L’impossibilite d’agir…

On entend souvent parler de la connaissance comme essentielle à l’amélioration et au progrès.

Nous sommes aujourd’hui dans un monde qui nous permet d’avoir accès à un nombre incalculable de connaissances sans même avoir à bouger de notre canapé. Mais si la cela suffisait vraiment, ne devrions nous pas tous avoir 6 abdos bien saillants et un compte en banque plein à craquer?

Notre cerveau nous informe mais notre corps est, dans bien des cas, dans l’impossibilité d’agir. Pourquoi?

Très souvent nous nous renseignons sans prendre en compte les réalités de notre propre vie. Evidemment que dans l’idéal nous ferions tous deux heures de sport par jour, trois heures de lecture et 1 heure de méditation pour bien terminer la journée… Dans les faits cependant, lorsque l’on passe déjà 40 heures de sa semaine au travail, qu’en rentrant il faut faire à manger pour toute sa famille et préparer sa journée du lendemain, si le soir, on trouve déjà 5 minutes pour se poser devant un livre on s’estime heureux. C’est d’ailleurs souvent en se réveillant le lendemain matin dans le canapé qu’on réalise avoir sombré dans le coma à la ligne 2…

Le secret de toute bonne gestion de projet c’est le temps. L’estimation de la durée de chaque tâche et une bonne organisation pour être capable de l’effectuer dans un emploie du temps humain.

Souvent, nous réalisons une liste sans fin de toutes les choses que nous aimerions changer dans notre vie. Mais si plutôt que de se surcharger de projet au début du mois pour mieux abandonner deux semaines après, si nous nous concentrions sur la réalisation d’un seul projet, en s’accordant un délais et une répartition des tâches réalistes, les chances de réussites derrières seraient beaucoup plus élevées.

La deuxième question qu’on peut se poser est:

Est ce que tous ces points que nous avons dans notre liste sont réellement une condition sinequanone de notre bonheur?

Nous voulons changer dans l’espoir d’une vie meilleure. La véritable question est: Comment savons nous que ces renouveaux seront source de joie?

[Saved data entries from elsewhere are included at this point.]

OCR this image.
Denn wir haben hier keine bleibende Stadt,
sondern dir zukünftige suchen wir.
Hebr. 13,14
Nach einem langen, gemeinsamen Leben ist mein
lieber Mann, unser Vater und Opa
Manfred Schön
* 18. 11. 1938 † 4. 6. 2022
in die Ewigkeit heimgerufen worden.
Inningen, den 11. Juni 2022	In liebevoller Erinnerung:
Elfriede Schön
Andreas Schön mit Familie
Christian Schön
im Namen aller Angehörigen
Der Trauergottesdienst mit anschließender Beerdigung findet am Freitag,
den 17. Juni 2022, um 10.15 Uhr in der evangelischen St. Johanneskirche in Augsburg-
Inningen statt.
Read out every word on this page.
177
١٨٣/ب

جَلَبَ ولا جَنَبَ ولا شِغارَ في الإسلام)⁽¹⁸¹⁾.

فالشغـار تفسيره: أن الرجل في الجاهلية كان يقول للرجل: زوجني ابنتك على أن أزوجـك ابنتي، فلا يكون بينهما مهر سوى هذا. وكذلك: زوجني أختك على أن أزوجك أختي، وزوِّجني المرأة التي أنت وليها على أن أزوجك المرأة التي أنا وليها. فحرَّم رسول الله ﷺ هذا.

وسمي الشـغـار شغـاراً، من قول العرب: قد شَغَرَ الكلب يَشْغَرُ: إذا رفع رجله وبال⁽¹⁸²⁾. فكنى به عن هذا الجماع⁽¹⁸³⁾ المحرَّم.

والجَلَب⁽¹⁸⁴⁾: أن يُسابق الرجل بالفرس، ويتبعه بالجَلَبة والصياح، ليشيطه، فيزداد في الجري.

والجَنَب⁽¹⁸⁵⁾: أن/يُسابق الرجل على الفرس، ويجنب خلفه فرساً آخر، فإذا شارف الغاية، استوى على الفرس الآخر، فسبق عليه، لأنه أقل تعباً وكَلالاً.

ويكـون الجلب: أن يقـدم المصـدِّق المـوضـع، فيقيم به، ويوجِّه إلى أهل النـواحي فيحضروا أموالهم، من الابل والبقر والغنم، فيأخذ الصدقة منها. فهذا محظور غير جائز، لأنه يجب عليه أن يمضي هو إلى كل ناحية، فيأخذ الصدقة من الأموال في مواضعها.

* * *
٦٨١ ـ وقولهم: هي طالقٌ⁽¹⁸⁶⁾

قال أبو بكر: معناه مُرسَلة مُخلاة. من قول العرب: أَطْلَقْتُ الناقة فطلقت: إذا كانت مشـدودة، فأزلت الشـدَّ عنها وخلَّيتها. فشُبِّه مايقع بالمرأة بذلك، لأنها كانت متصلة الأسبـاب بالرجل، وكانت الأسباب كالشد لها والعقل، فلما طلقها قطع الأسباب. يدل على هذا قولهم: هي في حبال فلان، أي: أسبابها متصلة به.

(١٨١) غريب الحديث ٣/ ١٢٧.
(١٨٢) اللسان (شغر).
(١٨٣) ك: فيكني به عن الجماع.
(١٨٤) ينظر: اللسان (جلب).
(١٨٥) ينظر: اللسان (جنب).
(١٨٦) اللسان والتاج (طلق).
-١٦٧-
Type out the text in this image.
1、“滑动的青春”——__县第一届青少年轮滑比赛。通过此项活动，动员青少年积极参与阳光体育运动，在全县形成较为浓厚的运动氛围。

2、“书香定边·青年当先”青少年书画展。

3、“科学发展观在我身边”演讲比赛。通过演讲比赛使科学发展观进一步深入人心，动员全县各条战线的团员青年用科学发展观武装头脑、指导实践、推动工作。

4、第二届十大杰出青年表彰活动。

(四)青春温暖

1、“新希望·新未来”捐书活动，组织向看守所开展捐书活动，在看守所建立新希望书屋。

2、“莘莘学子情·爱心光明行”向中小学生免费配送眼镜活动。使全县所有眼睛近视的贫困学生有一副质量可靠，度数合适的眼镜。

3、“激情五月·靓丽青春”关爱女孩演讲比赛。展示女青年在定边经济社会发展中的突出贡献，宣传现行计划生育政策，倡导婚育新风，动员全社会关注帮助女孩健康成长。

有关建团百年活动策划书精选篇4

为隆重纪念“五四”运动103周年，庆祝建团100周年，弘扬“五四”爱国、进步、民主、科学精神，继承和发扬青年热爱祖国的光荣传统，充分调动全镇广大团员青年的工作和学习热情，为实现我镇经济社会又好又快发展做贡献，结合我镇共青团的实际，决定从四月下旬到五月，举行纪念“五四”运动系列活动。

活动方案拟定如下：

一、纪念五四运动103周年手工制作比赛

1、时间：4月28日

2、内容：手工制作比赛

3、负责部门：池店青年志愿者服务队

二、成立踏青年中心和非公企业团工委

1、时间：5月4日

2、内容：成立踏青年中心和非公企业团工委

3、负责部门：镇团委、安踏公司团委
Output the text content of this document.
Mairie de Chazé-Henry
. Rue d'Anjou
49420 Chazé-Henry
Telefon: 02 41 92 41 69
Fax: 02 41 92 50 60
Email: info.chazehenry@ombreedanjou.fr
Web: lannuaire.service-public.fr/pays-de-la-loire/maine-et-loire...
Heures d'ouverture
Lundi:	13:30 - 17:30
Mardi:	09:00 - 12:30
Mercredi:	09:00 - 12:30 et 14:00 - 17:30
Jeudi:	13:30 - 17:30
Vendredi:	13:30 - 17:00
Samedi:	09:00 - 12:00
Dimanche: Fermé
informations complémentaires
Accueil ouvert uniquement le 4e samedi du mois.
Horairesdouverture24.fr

L’espoir est à la fois une bonne et une mauvaise chose. D’un côté il nous permet d’avancer dans des passes difficiles, de nous fixer des objectifs à atteindre. D’un autre côté, lorsqu’il est mal fondé, il peut engendrer beaucoup de négativité. La honte de ne pas avoir réussi, des promesses brisées envers soi même et les autres, courir après quelque chose d’inaccessible… Autant de conséquences qui peuvent être extrêmement néfastes.

Comme l’avait dit Einstein la connaissance s’acquiert par l’expérience, tout le reste n’est que de l’information. Et par connaissance, celle qui est réellement essentielle n’est elle pas la connaissance de soi?

Vous êtes le résultat de vos expériences. Vouloir changer votre vie c’est vouloir vous changer vous. Mais si vous êtes la ou vous en êtes aujourd’hui c’est pour une raison bien précise.

Vous n’êtes pas perdu, vous êtes sur le chemin que vous avez choisi d’arpenter hier.

Souvent nous voulons changer parce que nous ressentons de la douleur. Mais la douleur n’a pas forcément à avoir une connotation négative. Plutôt que de la voir comme une fin pourquoi ne pas la voir comme un moyen, comme un indicateur? Après tout, la douleur nous permet de réaliser ce qui compte vraiment à nos yeux, ou se situe nos principes et nos valeurs. Jamais vous ne ressentirez de peine pour quelque chose qui ne vous importe pas,c’est un ressentie qui nous permet de réaliser ce qui fait de nous ce que nous sommes.

Vouloir changer à tout prix quitte à vivre une vie de sacrifices ne permet pas d’être heureux non plus. Le bonheur est présent dans chaque journée. Il suffit de savoir ou regarder. Plutôt que de se concentrer sur toutes les choses qui ne fonctionnent pas dans notre vie et ce que nous voudrions changer, il est aussi important de se rappeler de toutes ces choses que nous avons déjà.

Nous manquerons toujours de quelque chose. L’être humain est ainsi fait qu’il est sera toujours insatisfait. c’est ce qui nous pousse à nous améliorer. Cependant, en sachant que nous voudrons toujours quelque chose de plus, si nous vivons dans l’attente de ce moment pour être heureux alors nous attendrons jusqu’à notre dernier souffle car la perfection n’existe pas.

Le bonheur n’est pas une finalité, il fait partie du chemin.